I ride roads and trails, pavement and dirt, mud and snow, and one good bike helmet is enough for me. So, this spring when it came time to replace my long-used and abused Trek helmet, I decided to test out models from three companies in a search of a new chief noggin bonnet.
The three models, from Bell, Louis Garneau USA and Uvex, are all nice helmets, with adequate ventilation and protection. All three weigh around 10 ounces and feature similar adjustment systems to fit the helmet precisely to your head. Prices range from $95 to $135, which signifies the upper reaches of the product category.

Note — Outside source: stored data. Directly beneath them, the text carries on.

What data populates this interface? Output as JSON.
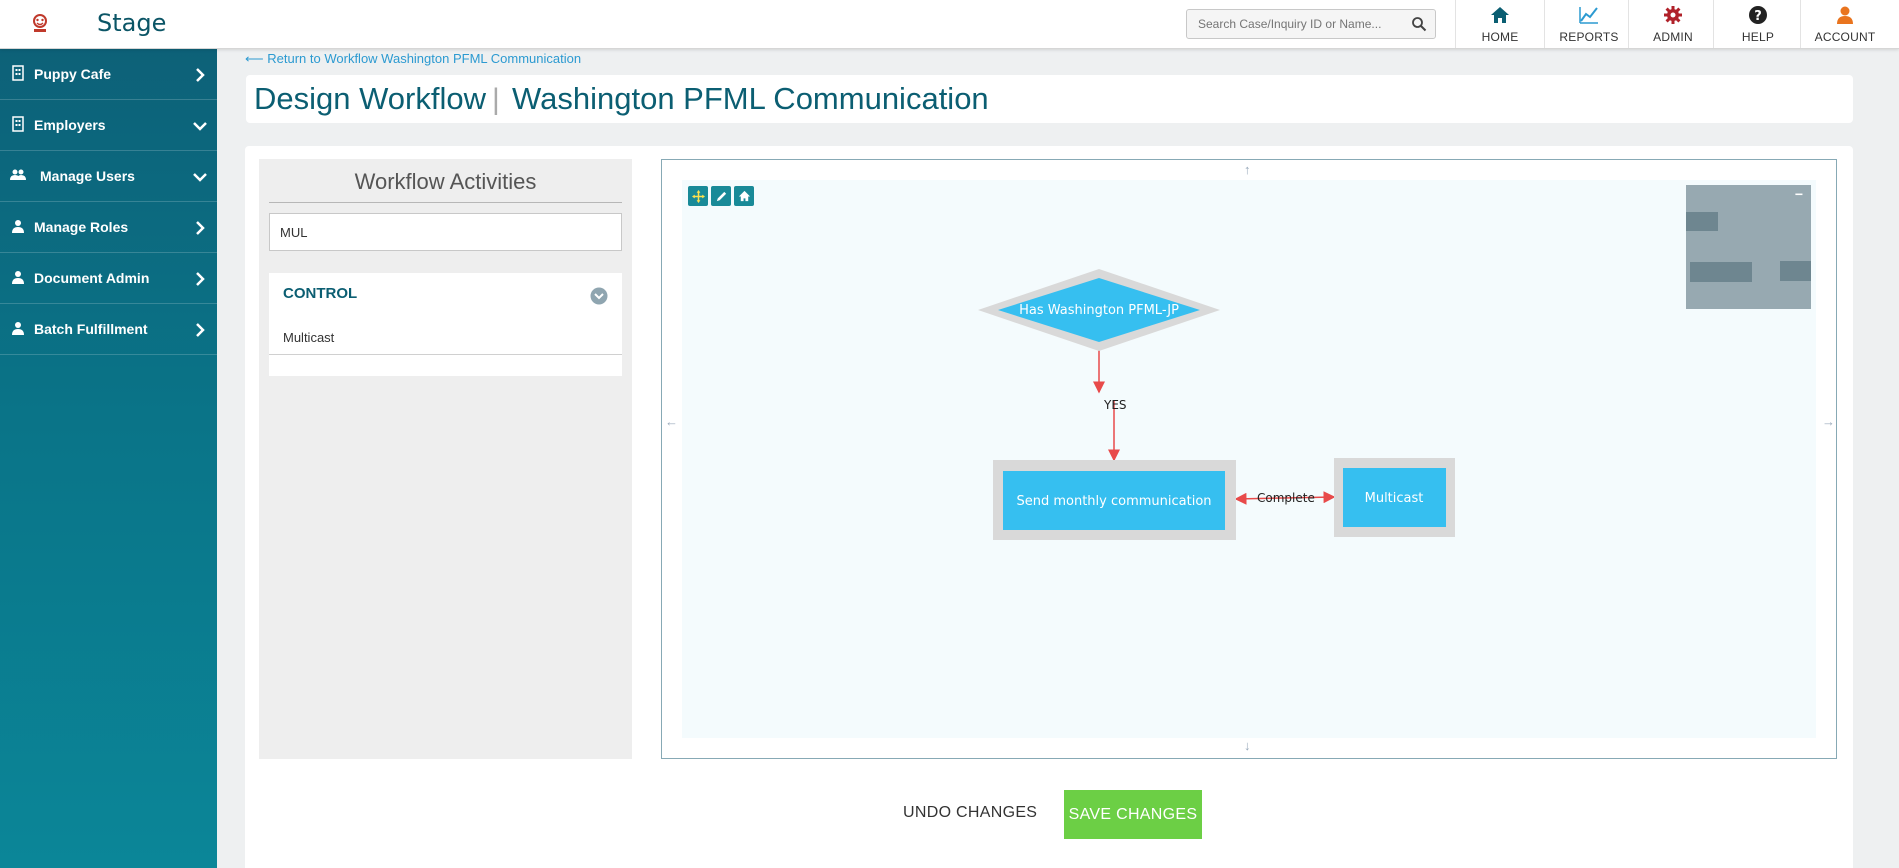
{
  "header": {
    "brand": "Stage",
    "search_placeholder": "Search Case/Inquiry ID or Name...",
    "nav": [
      {
        "label": "HOME",
        "icon": "home-icon",
        "color": "#0b5e72"
      },
      {
        "label": "REPORTS",
        "icon": "chart-line-icon",
        "color": "#2c9ad1"
      },
      {
        "label": "ADMIN",
        "icon": "gear-icon",
        "color": "#b0212a"
      },
      {
        "label": "HELP",
        "icon": "question-icon",
        "color": "#222222"
      },
      {
        "label": "ACCOUNT",
        "icon": "user-icon",
        "color": "#e9741e"
      }
    ]
  },
  "sidebar": {
    "items": [
      {
        "label": "Puppy Cafe",
        "icon": "building-icon",
        "chevron": "right"
      },
      {
        "label": "Employers",
        "icon": "building-icon",
        "chevron": "down"
      },
      {
        "label": "Manage Users",
        "icon": "users-icon",
        "chevron": "down"
      },
      {
        "label": "Manage Roles",
        "icon": "user-icon",
        "chevron": "right"
      },
      {
        "label": "Document Admin",
        "icon": "user-icon",
        "chevron": "right"
      },
      {
        "label": "Batch Fulfillment",
        "icon": "user-icon",
        "chevron": "right"
      }
    ]
  },
  "page": {
    "back_link": "Return to Workflow Washington PFML Communication",
    "title_left": "Design Workflow",
    "title_right": "Washington PFML Communication"
  },
  "activities": {
    "heading": "Workflow Activities",
    "filter_value": "MUL",
    "category": "CONTROL",
    "items": [
      "Multicast"
    ]
  },
  "workflow": {
    "nodes": {
      "decision": "Has Washington PFML-JP",
      "send": "Send monthly communication",
      "multicast": "Multicast"
    },
    "edges": {
      "yes": "YES",
      "complete": "Complete"
    },
    "colors": {
      "node": "#36bff0",
      "edge": "#e84a4a",
      "node_border": "#d9d9d9"
    }
  },
  "actions": {
    "undo": "UNDO CHANGES",
    "save": "SAVE CHANGES"
  }
}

Uvex’s Supersonic RS helmet sells for $100 and is made of a shock-absorbing, high-density polystyrene material, which the company says provides abundant durability while allowing for larger ventilation openings. Indeed, the Supersonic RS has the most generous air-flow vents of the tested models, and the three front vents are wide enough that Uvex (www.uvexsports.com) decided to add a mesh fabric covering in the holes to ward off errant insects. There are a total of 23 vents on this helmet.
Functionally, the Supersonic RS fit me well and adjusted easily with a ratchet-type chin strap buckle and a twist-knob on the rear portion that cradles the back of your head. This was the bulkiest and most protective of the three test helmets, making it appropriate for serious off-trail biking.
The $135 Bell Sweep XC is a top-end model from the company’s Race Series of road-biking helmets. Its airy, lightweight design and integrated visor makes it attractive to mountain bikers as well. Bell (www.bellbikehelmets.com) molds the Sweep XC with 20 vents to channel airflow over the head and out the rear, and it breathes just as well or better than the Uvex Supersonic RS.
As it’s designed primarily for road biking, the Sweep XC does not feel bulky. It adjusts easily with a twist-knob and chin-strap buckle like the other models in this review.
The Aki model from Louis Garneau USA (www.louisgarneau.com) was the lightest and most minimal helmet of the three. Made for road biking, the $95, 9.6-ounce helmet has a precise, tight fit. Though there are 24 vents on the Aki, the holes are smaller than on the Bell and Uvex models, resulting in slightly worse air flow.
Louis Garneau’s small twist-knob adjuster was the best in the group, as it turns easily with one hand to make micro adjustments to the helmet’s fit. The company claims superior safety features with the Aki, specifically highlighting its patented U-Bar technology, which adds strength to the curved edges of vents. Fortunately, I did not have the occasion to test and verify these safety claims.
As stated, all three models are very nice helmets, and it was hard to choose a winner. But, in the end, I found myself favoring the Bell Sweep XC. It rides a middle ground between the minimalist Aki and the larger Uvex Supersonic RS, and I felt comfortable using the helmet racing down the road and off trail on tough, muddy and root-laden singletrack.